Three teachers and three administrators are among the final group of seven people named by Deukmejian to the panel, being called the California Commission on Educational Quality.
None of the people named Saturday are as well known as some of those already selected for the commission--former San Francisco Mayor George Christopher, past state Schools Supt. Wilson C. Riles, and B.T. Collins, former chief of staff to former Gov. Edmund G. Brown Jr.
But the generous sprinkling of public school officials drew praise from state Supt. of Public Instruction Bill Honig, a frequent critic of the governor and the man whose policies the commission will be asked to examine.
Honig said the new appointees are “a much more school-oriented” group than those appointed to the commission earlier. “These people know education and they have a history of delivering on the local level,” Honig said after the governor’s announcement Saturday.
Deukmejian, who has been engaged in a political fight with Honig and other members of the state’s powerful education lobby for the last seven months over financial aid to the schools, announced the latest round of commission appointments in his weekly radio address.
The governor’s tone was markedly restrained, free of the sharp bite that has accompanied some of his past pronouncements on public school issues.
The Republican governor stressed that he expects the commission to determine whether state education dollars are being efficiently spent, but he also said he wants the panel “to assist us in answering the question, ‘Where do we go from here?’ ”
Urges a Look Ahead
“It’s time to look ahead,” Deukmejian added. “We want to know what still needs to be done, what reforms have worked, how we can make better use of our funds and how do we facilitate effective teaching and learning.”
The newest members of the panel are:
- Frank J. (Jake) Abbott, 56, superintendent of the Mount Diablo Unified School District in Walnut Creek.
- Peter Dauterive, 68, a Los Angeles businessman.
- Cecila Jimenez, 46, a Sacramento elementary school teacher.
- Lucila Luevana, 33, also of Los Angeles, an elementary school teacher in the Pasadena School District.
- Bob Mange, 43, principal of Folsom Junior High School near Sacramento and California Teacher of the Year in 1986.
- George McKenna, 46, principal at Washington High School in Los Angeles.
- Rosa Maria Rossier, 45, of Montebello, an elementary bilingual teacher in the Alhambra School District.
Criticism From Brown
On another issue, Deukmejian’s proposal to borrow $2.3 billion to finance transportation programs was sharply criticized Saturday by Assembly Speaker Willie Brown (D-San Francisco).
Brown, in his own radio commentary, called Deukmejian’s plan to submit $2.3 billion in transportation bond proposals to voters next year “costly and foolhardy.”

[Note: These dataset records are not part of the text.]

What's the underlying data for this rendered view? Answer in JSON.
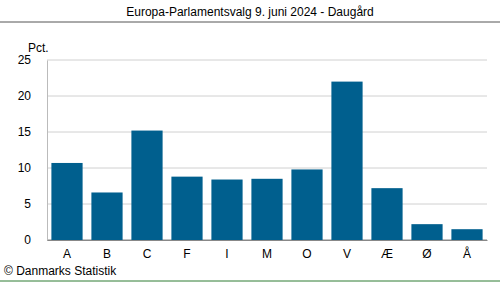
{
  "chart_data": {
    "type": "bar",
    "title": "Europa-Parlamentsvalg 9. juni 2024 - Daugård",
    "y_label": "Pct.",
    "annotations": [
      "© Danmarks Statistik"
    ],
    "categories": [
      "A",
      "B",
      "C",
      "F",
      "I",
      "M",
      "O",
      "V",
      "Æ",
      "Ø",
      "Å"
    ],
    "values": [
      10.7,
      6.6,
      15.2,
      8.8,
      8.4,
      8.5,
      9.8,
      22.0,
      7.2,
      2.2,
      1.5
    ],
    "color": "#005f8e",
    "ylim": [
      0,
      25
    ],
    "yticks": [
      0,
      5,
      10,
      15,
      20,
      25
    ],
    "grid": true
  }
}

The Speaker said he would rather use existing gas tax revenues and spend them in “a pay-as-you-go approach.”
Deukmejian’s program would be financed by general obligation bonds, with the principal and interest payments coming from general state tax receipts, thus putting highway construction projects in competition with education, health and other programs for tax dollars.
Traditionally, highway construction projects have been financed by a special tax on gasoline and other user taxes and fees.
Compromise Suggested
The Speaker said he hopes the governor will “sit down with the Legislature and with the private sector (to) forge a compromise over this issue.”
The governor’s program is contained in legislation carried by Sen. Wadie P. Deddeh (D-Chula Vista) that was approved by the Senate 23 to 7 last month. The bill now awaits action in the Assembly.
A spokesman for the governor, Press Secretary Kevin Brett, noted that Brown in the past has supported general obligation bond financing for a variety of construction projects.
“The Speaker has supported bond proposal after bond proposal. The only difference now is that this is the governor’s proposal,” Brett said.